Hannah had left school at fourteen and found a job working as a servant at a house in Hutton Ave. Hartlepool. She left this job and was working as a maid in the Hardwick Arms Hotel when she met George. She was going out with a Sedgefield lad who bred Guinea pigs for medical research. For a while, Hannah had them both on the string. George knew about the other fellow and used to cycle up to Trimdon most days. Hannah’s brother Jim used to meet him at the camp gates and ride with him. Mother had some strong words with Hannah and told her to make her mind up, as both were getting serious. Fortunately, she chose George. He used to stay overnight with the family when he got the time off. They loved dancing and listening to the big band music
They married on Christmas Day 1940, I am sure George told me they only gave him two days off. The war time wedding was very small with only a few people present. About five of George’s family came up from London for the wedding and were billeted with neighbours. I think only the adults went to the church, I remember watching the small group walk from Cleveland Avenue to the church from the upstairs bedroom window. After the service they came back to the house in Cleveland Ave. for the celebration. While they were in church, my brother Jim had sampled the various bottles and got a little drunk.

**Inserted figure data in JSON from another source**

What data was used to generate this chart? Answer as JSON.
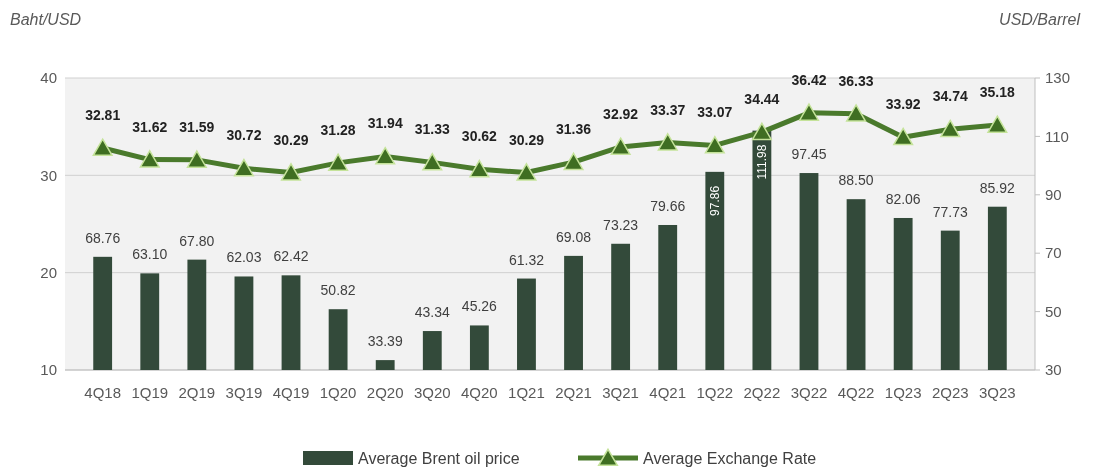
{
  "chart_data": {
    "type": "bar",
    "ylabel": "Baht/USD",
    "y2label": "USD/Barrel",
    "categories": [
      "4Q18",
      "1Q19",
      "2Q19",
      "3Q19",
      "4Q19",
      "1Q20",
      "2Q20",
      "3Q20",
      "4Q20",
      "1Q21",
      "2Q21",
      "3Q21",
      "4Q21",
      "1Q22",
      "2Q22",
      "3Q22",
      "4Q22",
      "1Q23",
      "2Q23",
      "3Q23"
    ],
    "series": [
      {
        "name": "Average Brent oil price",
        "axis": "y2",
        "color": "#334a3a",
        "values": [
          68.76,
          63.1,
          67.8,
          62.03,
          62.42,
          50.82,
          33.39,
          43.34,
          45.26,
          61.32,
          69.08,
          73.23,
          79.66,
          97.86,
          111.98,
          97.45,
          88.5,
          82.06,
          77.73,
          85.92
        ],
        "value_labels": [
          "68.76",
          "63.10",
          "67.80",
          "62.03",
          "62.42",
          "50.82",
          "33.39",
          "43.34",
          "45.26",
          "61.32",
          "69.08",
          "73.23",
          "79.66",
          "97.86",
          "111.98",
          "97.45",
          "88.50",
          "82.06",
          "77.73",
          "85.92"
        ]
      },
      {
        "name": "Average Exchange Rate",
        "type": "line",
        "color": "#4a7a2c",
        "marker": "triangle",
        "values": [
          32.81,
          31.62,
          31.59,
          30.72,
          30.29,
          31.28,
          31.94,
          31.33,
          30.62,
          30.29,
          31.36,
          32.92,
          33.37,
          33.07,
          34.44,
          36.42,
          36.33,
          33.92,
          34.74,
          35.18
        ],
        "value_labels": [
          "32.81",
          "31.62",
          "31.59",
          "30.72",
          "30.29",
          "31.28",
          "31.94",
          "31.33",
          "30.62",
          "30.29",
          "31.36",
          "32.92",
          "33.37",
          "33.07",
          "34.44",
          "36.42",
          "36.33",
          "33.92",
          "34.74",
          "35.18"
        ]
      }
    ],
    "ylim": [
      10,
      40
    ],
    "yticks": [
      10,
      20,
      30,
      40
    ],
    "y2lim": [
      30,
      130
    ],
    "y2ticks": [
      30,
      50,
      70,
      90,
      110,
      130
    ],
    "grid": "y",
    "legend": "bottom"
  }
}
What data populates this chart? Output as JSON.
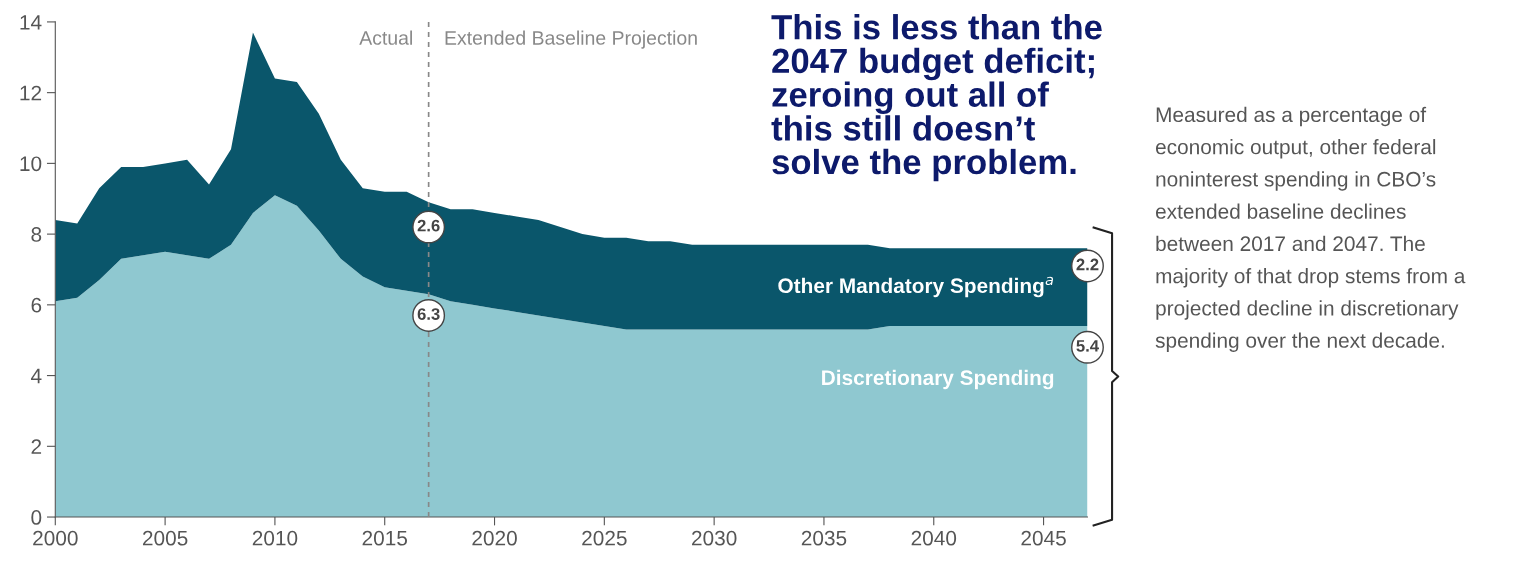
{
  "chart_data": {
    "type": "area",
    "stacked": true,
    "x": [
      2000,
      2001,
      2002,
      2003,
      2004,
      2005,
      2006,
      2007,
      2008,
      2009,
      2010,
      2011,
      2012,
      2013,
      2014,
      2015,
      2016,
      2017,
      2018,
      2019,
      2020,
      2021,
      2022,
      2023,
      2024,
      2025,
      2026,
      2027,
      2028,
      2029,
      2030,
      2031,
      2032,
      2033,
      2034,
      2035,
      2036,
      2037,
      2038,
      2039,
      2040,
      2041,
      2042,
      2043,
      2044,
      2045,
      2046,
      2047
    ],
    "series": [
      {
        "name": "Discretionary Spending",
        "color": "#8fc8d0",
        "values": [
          6.1,
          6.2,
          6.7,
          7.3,
          7.4,
          7.5,
          7.4,
          7.3,
          7.7,
          8.6,
          9.1,
          8.8,
          8.1,
          7.3,
          6.8,
          6.5,
          6.4,
          6.3,
          6.1,
          6.0,
          5.9,
          5.8,
          5.7,
          5.6,
          5.5,
          5.4,
          5.3,
          5.3,
          5.3,
          5.3,
          5.3,
          5.3,
          5.3,
          5.3,
          5.3,
          5.3,
          5.3,
          5.3,
          5.4,
          5.4,
          5.4,
          5.4,
          5.4,
          5.4,
          5.4,
          5.4,
          5.4,
          5.4
        ],
        "value_labels": [
          null,
          null,
          null,
          null,
          null,
          null,
          null,
          null,
          null,
          null,
          null,
          null,
          null,
          null,
          null,
          null,
          null,
          "6.3",
          null,
          null,
          null,
          null,
          null,
          null,
          null,
          null,
          null,
          null,
          null,
          null,
          null,
          null,
          null,
          null,
          null,
          null,
          null,
          null,
          null,
          null,
          null,
          null,
          null,
          null,
          null,
          null,
          null,
          "5.4"
        ]
      },
      {
        "name": "Other Mandatory Spending$^{a}$",
        "color": "#0a566b",
        "values": [
          2.3,
          2.1,
          2.6,
          2.6,
          2.5,
          2.5,
          2.7,
          2.1,
          2.7,
          5.1,
          3.3,
          3.5,
          3.3,
          2.8,
          2.5,
          2.7,
          2.8,
          2.6,
          2.6,
          2.7,
          2.7,
          2.7,
          2.7,
          2.6,
          2.5,
          2.5,
          2.6,
          2.5,
          2.5,
          2.4,
          2.4,
          2.4,
          2.4,
          2.4,
          2.4,
          2.4,
          2.4,
          2.4,
          2.2,
          2.2,
          2.2,
          2.2,
          2.2,
          2.2,
          2.2,
          2.2,
          2.2,
          2.2
        ],
        "value_labels": [
          null,
          null,
          null,
          null,
          null,
          null,
          null,
          null,
          null,
          null,
          null,
          null,
          null,
          null,
          null,
          null,
          null,
          "2.6",
          null,
          null,
          null,
          null,
          null,
          null,
          null,
          null,
          null,
          null,
          null,
          null,
          null,
          null,
          null,
          null,
          null,
          null,
          null,
          null,
          null,
          null,
          null,
          null,
          null,
          null,
          null,
          null,
          null,
          "2.2"
        ]
      }
    ],
    "xlim": [
      2000,
      2047
    ],
    "xticks": [
      2000,
      2005,
      2010,
      2015,
      2020,
      2025,
      2030,
      2035,
      2040,
      2045
    ],
    "ylim": [
      0,
      14
    ],
    "yticks": [
      0,
      2,
      4,
      6,
      8,
      10,
      12,
      14
    ],
    "grid": false,
    "legend": false,
    "ref_lines": [
      {
        "axis": "x",
        "value": 2017,
        "color": "#888888",
        "line_style": "dashed"
      }
    ],
    "annotations": [
      "Actual",
      "Extended Baseline Projection",
      "This is less than the\n2047 budget deficit;\nzeroing out all of\nthis still doesn’t\nsolve the problem.",
      "Measured as a percentage of\neconomic output, other federal\nnoninterest spending in CBO’s\nextended baseline declines\nbetween 2017 and 2047. The\nmajority of that drop stems from a\nprojected decline in discretionary\nspending over the next decade."
    ]
  }
}
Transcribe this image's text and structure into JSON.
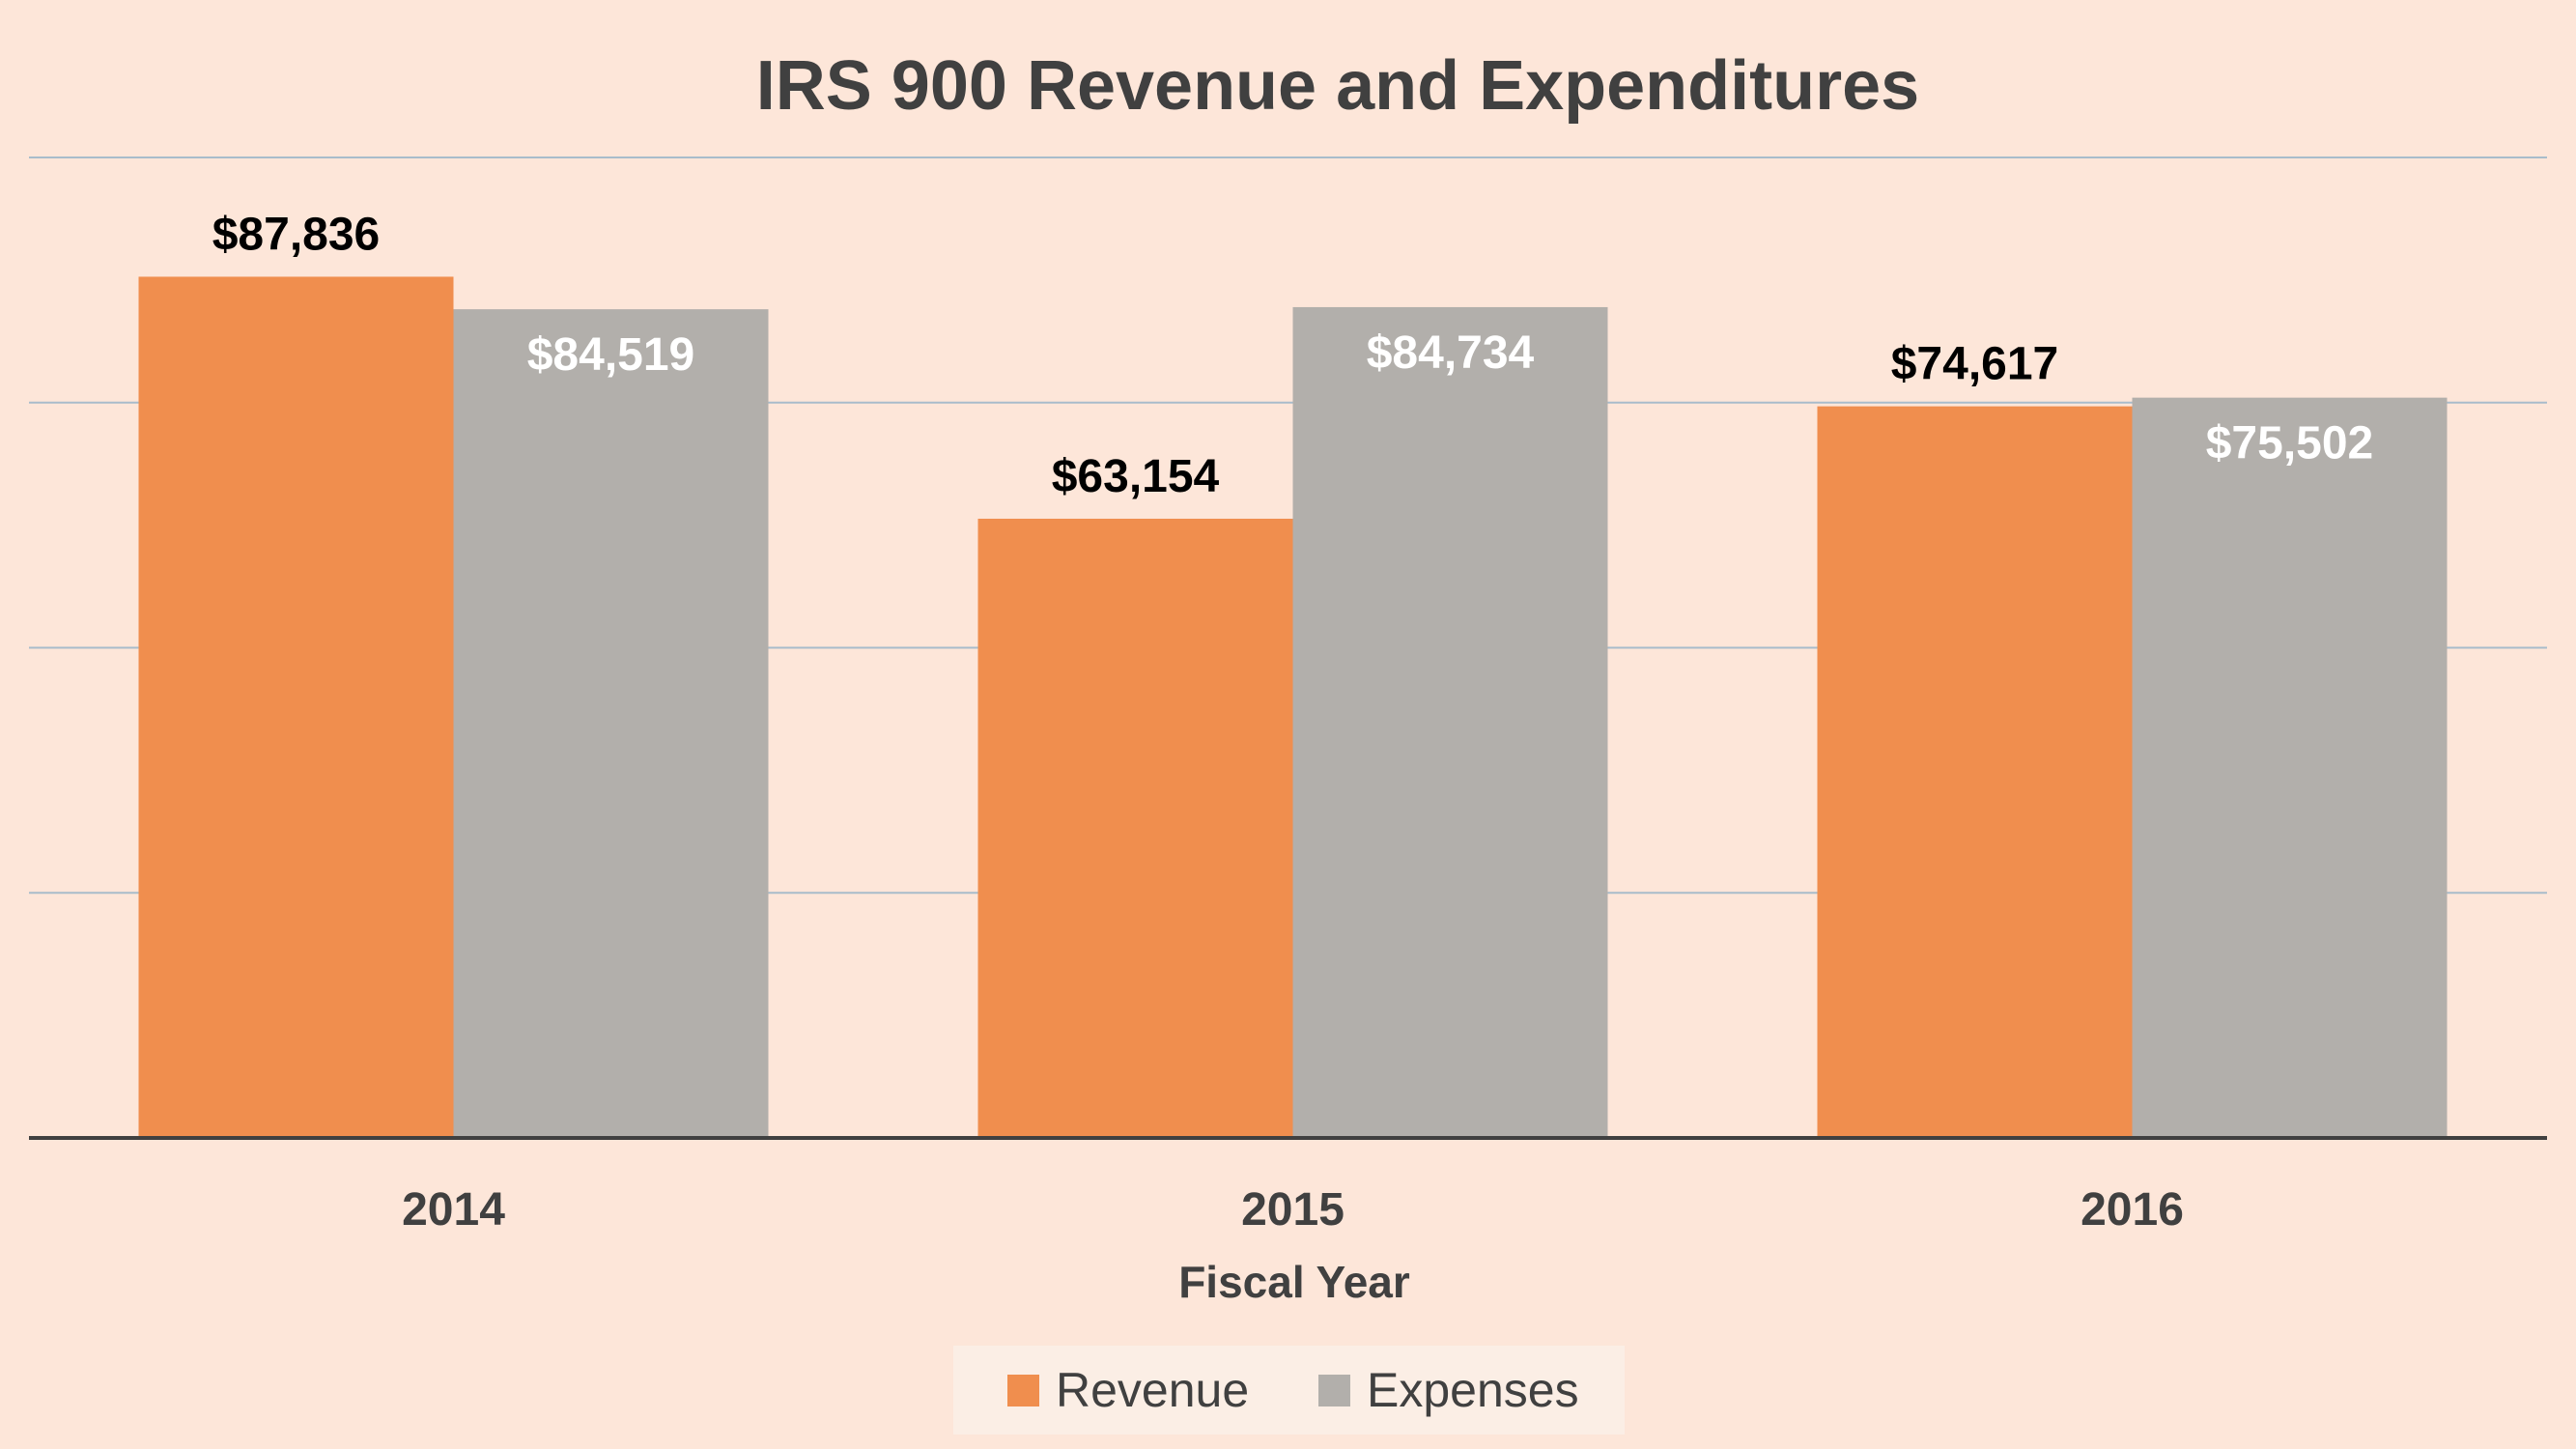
{
  "chart_data": {
    "type": "bar",
    "title": "IRS 900 Revenue and Expenditures",
    "xlabel": "Fiscal Year",
    "ylabel": "",
    "categories": [
      "2014",
      "2015",
      "2016"
    ],
    "ylim": [
      0,
      100000
    ],
    "grid": true,
    "legend_position": "bottom",
    "series": [
      {
        "name": "Revenue",
        "color": "#f08e4e",
        "label_color": "#000000",
        "values": [
          87836,
          63154,
          74617
        ],
        "labels": [
          "$87,836",
          "$63,154",
          "$74,617"
        ]
      },
      {
        "name": "Expenses",
        "color": "#b2afab",
        "label_color": "#ffffff",
        "values": [
          84519,
          84734,
          75502
        ],
        "labels": [
          "$84,519",
          "$84,734",
          "$75,502"
        ]
      }
    ]
  },
  "colors": {
    "background": "#fde6d9",
    "gridline": "#a8bccb",
    "axis": "#404040",
    "legend_background": "#fbeee5"
  }
}
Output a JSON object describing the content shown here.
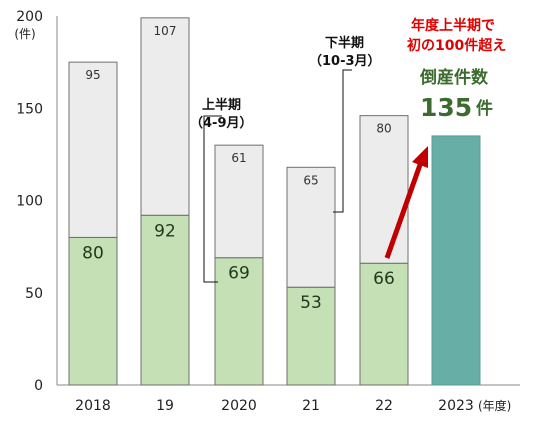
{
  "chart_data": {
    "type": "bar",
    "stacked": true,
    "categories": [
      "2018",
      "19",
      "2020",
      "21",
      "22",
      "2023"
    ],
    "x_suffix": "(年度)",
    "y_unit": "(件)",
    "ylim": [
      0,
      200
    ],
    "yticks": [
      0,
      50,
      100,
      150,
      200
    ],
    "grid": false,
    "series": [
      {
        "values": [
          80,
          92,
          69,
          53,
          66,
          null
        ]
      },
      {
        "values": [
          95,
          107,
          61,
          65,
          80,
          null
        ]
      },
      {
        "values": [
          null,
          null,
          null,
          null,
          null,
          135
        ]
      }
    ],
    "colors": {
      "first_half": "#c5e0b4",
      "second_half": "#ececec",
      "total_2023": "#66aea6",
      "border": "#6f6f6f",
      "arrow": "#c00000"
    },
    "annotations": {
      "first_half_label": [
        "上半期",
        "（4-9月）"
      ],
      "second_half_label": [
        "下半期",
        "（10-3月）"
      ],
      "red_note": [
        "年度上半期で",
        "初の100件超え"
      ],
      "green_title": "倒産件数",
      "green_value": "135",
      "green_unit": "件"
    }
  }
}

George had to live in the camp and only got limited time off. Hannah moved into Trimdon House, Trimdon House was an old style manor house which had been divided into one bedroom flats without any conveniences. There was no electricity, a communal kitchen, a single water tap in the hallway and outside toilets (netties). Of course there were no busses and it was a long hike over the fields to either Trimdon or Fishburn (about a mile each way). The residents were pretty well all service families, it was not very private, noisy with lots of children crying. Hannah had her first child George at Trimdon House. It was very difficult going over the fields to Trimdon Village since the path was rough and there were 2 or 3 stiles to manipulate. The longer way was by road, by way of Trimdon House farm and Hope House.